The article is long and I can’t find a specific quotable quote because it’s so dense with ideas (although never stuffy, confusing, pompous, or boring). I can assure you that you’ll feel smart, happy, patriotic, and reasonable once you read it. Then you should share it with your fellow Trump supporters because, in the face of months of sustained attack, it’s a real morale booster. I’m not exaggerating. Bonevac’s post one of the best things I’ve read in I don’t know how long and every non-Leftist, whether a Trump supporter or not, should read it.
Well, I read it, and found it glaringly lacking.
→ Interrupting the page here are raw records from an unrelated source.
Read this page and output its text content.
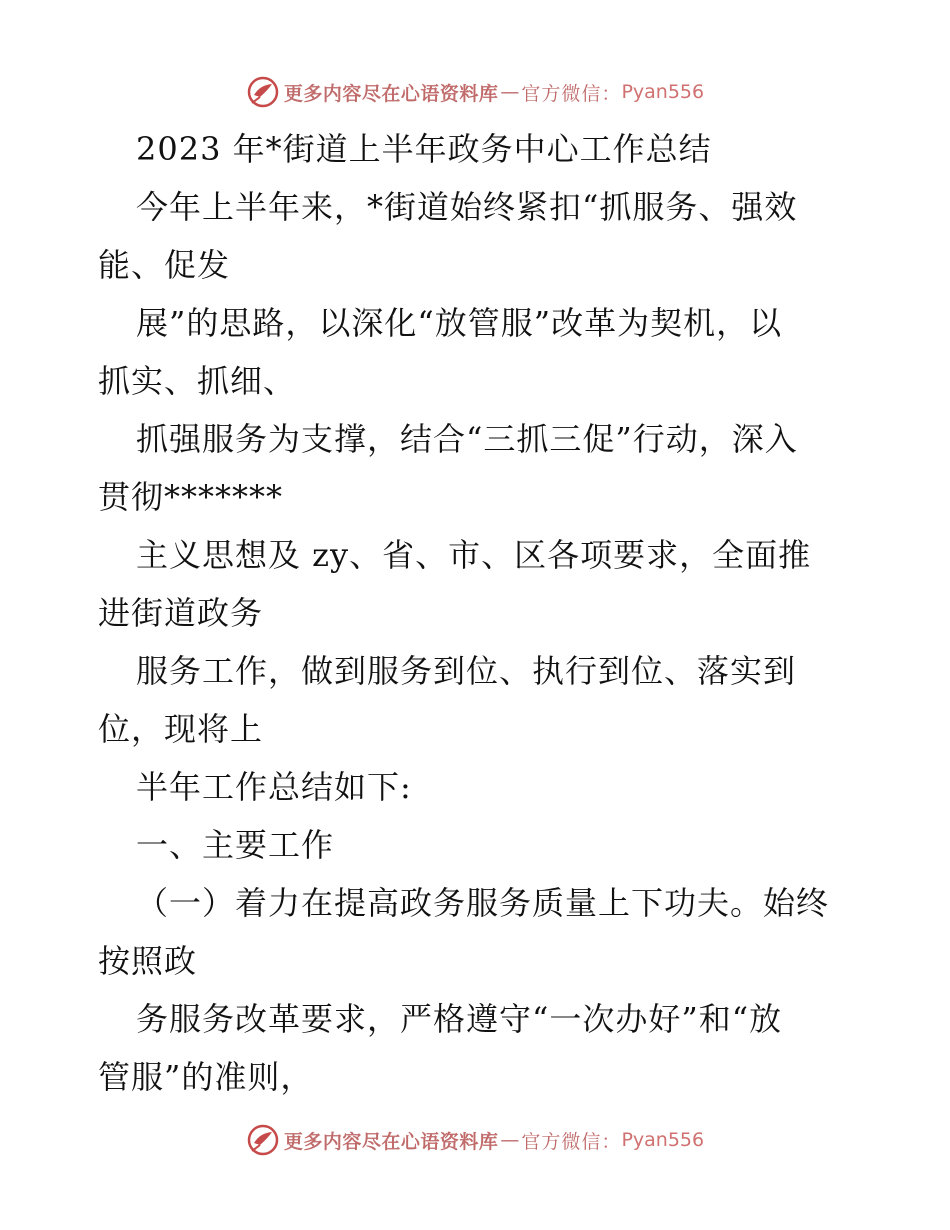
更多内容尽在心语资料库 — 官方微信： Pyan556
2023 年*街道上半年政务中心工作总结
今年上半年来，*街道始终紧扣“抓服务、强效
能、促发
展”的思路，以深化“放管服”改革为契机，以
抓实、抓细、
抓强服务为支撑，结合“三抓三促”行动，深入
贯彻*******
主义思想及 zy、省、市、区各项要求，全面推
进街道政务
服务工作，做到服务到位、执行到位、落实到
位，现将上
半年工作总结如下:
一、主要工作
（一）着力在提高政务服务质量上下功夫。始终
按照政
务服务改革要求，严格遵守“一次办好”和“放
管服”的准则，
更多内容尽在心语资料库 — 官方微信： Pyan556
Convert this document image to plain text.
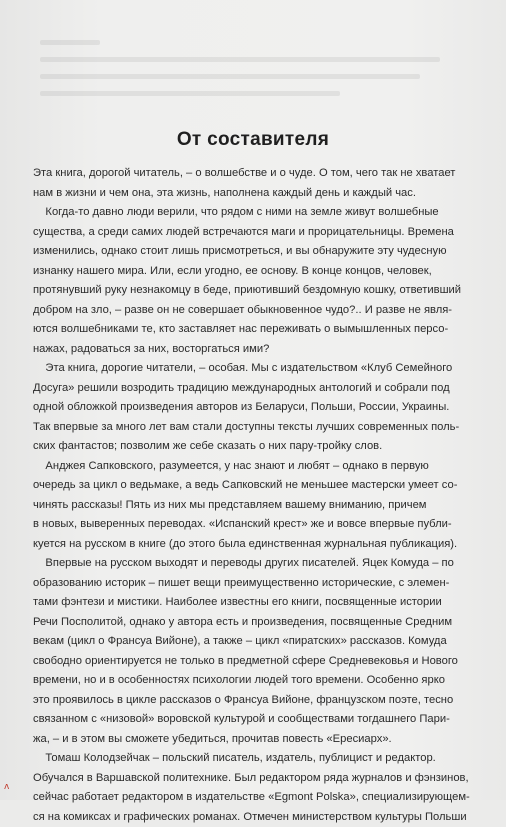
От составителя

Эта книга, дорогой читатель, – о волшебстве и о чуде. О том, чего так не хватает
нам в жизни и чем она, эта жизнь, наполнена каждый день и каждый час.

Когда-то давно люди верили, что рядом с ними на земле живут волшебные
существа, а среди самих людей встречаются маги и прорицательницы. Времена
изменились, однако стоит лишь присмотреться, и вы обнаружите эту чудесную
изнанку нашего мира. Или, если угодно, ее основу. В конце концов, человек,
протянувший руку незнакомцу в беде, приютивший бездомную кошку, ответивший
добром на зло, – разве он не совершает обыкновенное чудо?.. И разве не явля-
ются волшебниками те, кто заставляет нас переживать о вымышленных персо-
нажах, радоваться за них, восторгаться ими?

Эта книга, дорогие читатели, – особая. Мы с издательством «Клуб Семейного
Досуга» решили возродить традицию международных антологий и собрали под
одной обложкой произведения авторов из Беларуси, Польши, России, Украины.
Так впервые за много лет вам стали доступны тексты лучших современных поль-
ских фантастов; позволим же себе сказать о них пару-тройку слов.

Анджея Сапковского, разумеется, у нас знают и любят – однако в первую
очередь за цикл о ведьмаке, а ведь Сапковский не меньшее мастерски умеет со-
чинять рассказы! Пять из них мы представляем вашему вниманию, причем
в новых, выверенных переводах. «Испанский крест» же и вовсе впервые публи-
куется на русском в книге (до этого была единственная журнальная публикация).

Впервые на русском выходят и переводы других писателей. Яцек Комуда – по
образованию историк – пишет вещи преимущественно исторические, с элемен-
тами фэнтези и мистики. Наиболее известны его книги, посвященные истории
Речи Посполитой, однако у автора есть и произведения, посвященные Средним
векам (цикл о Франсуа Вийоне), а также – цикл «пиратских» рассказов. Комуда
свободно ориентируется не только в предметной сфере Средневековья и Нового
времени, но и в особенностях психологии людей того времени. Особенно ярко
это проявилось в цикле рассказов о Франсуа Вийоне, французском поэте, тесно
связанном с «низовой» воровской культурой и сообществами тогдашнего Пари-
жа, – и в этом вы сможете убедиться, прочитав повесть «Ересиарх».

Томаш Колодзейчак – польский писатель, издатель, публицист и редактор.
Обучался в Варшавской политехнике. Был редактором ряда журналов и фэнзинов,
сейчас работает редактором в издательстве «Egmont Polska», специализирующем-
ся на комиксах и графических романах. Отмечен министерством культуры Польши

ʌ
You see, for all its emphasis on the he's-not-Hillary angle, the people-in-flyover-country-who-work-with-their-hands-are-tired-of-the-elites-looking-down-their-noses-at-them angle, and the precarious-state-of-the-world angle, there is not one word about what I would consider the front-and-center aspect of the current juncture: Trump's own personality and character flaws.

As Bookworm says, the essay came out in January, and one line of Bonevac's defense looks a little dated now: the idea that Trump was going to be some kind of marked departure from the Most Equal Comrade's phone-and-a-pen style of presiding.

No, more than ever, the idea that to speak clearly and loudly about how doubtful it is that Trump is really fit for this job makes one a villain barely distinguishable from some shrill leftist rings very hollow.

With each new unfolding in the array of dramas, it becomes more clear that his troubles are largely of his own making.

1 comment:

  1. Maybe if we offer him a big check he will go away.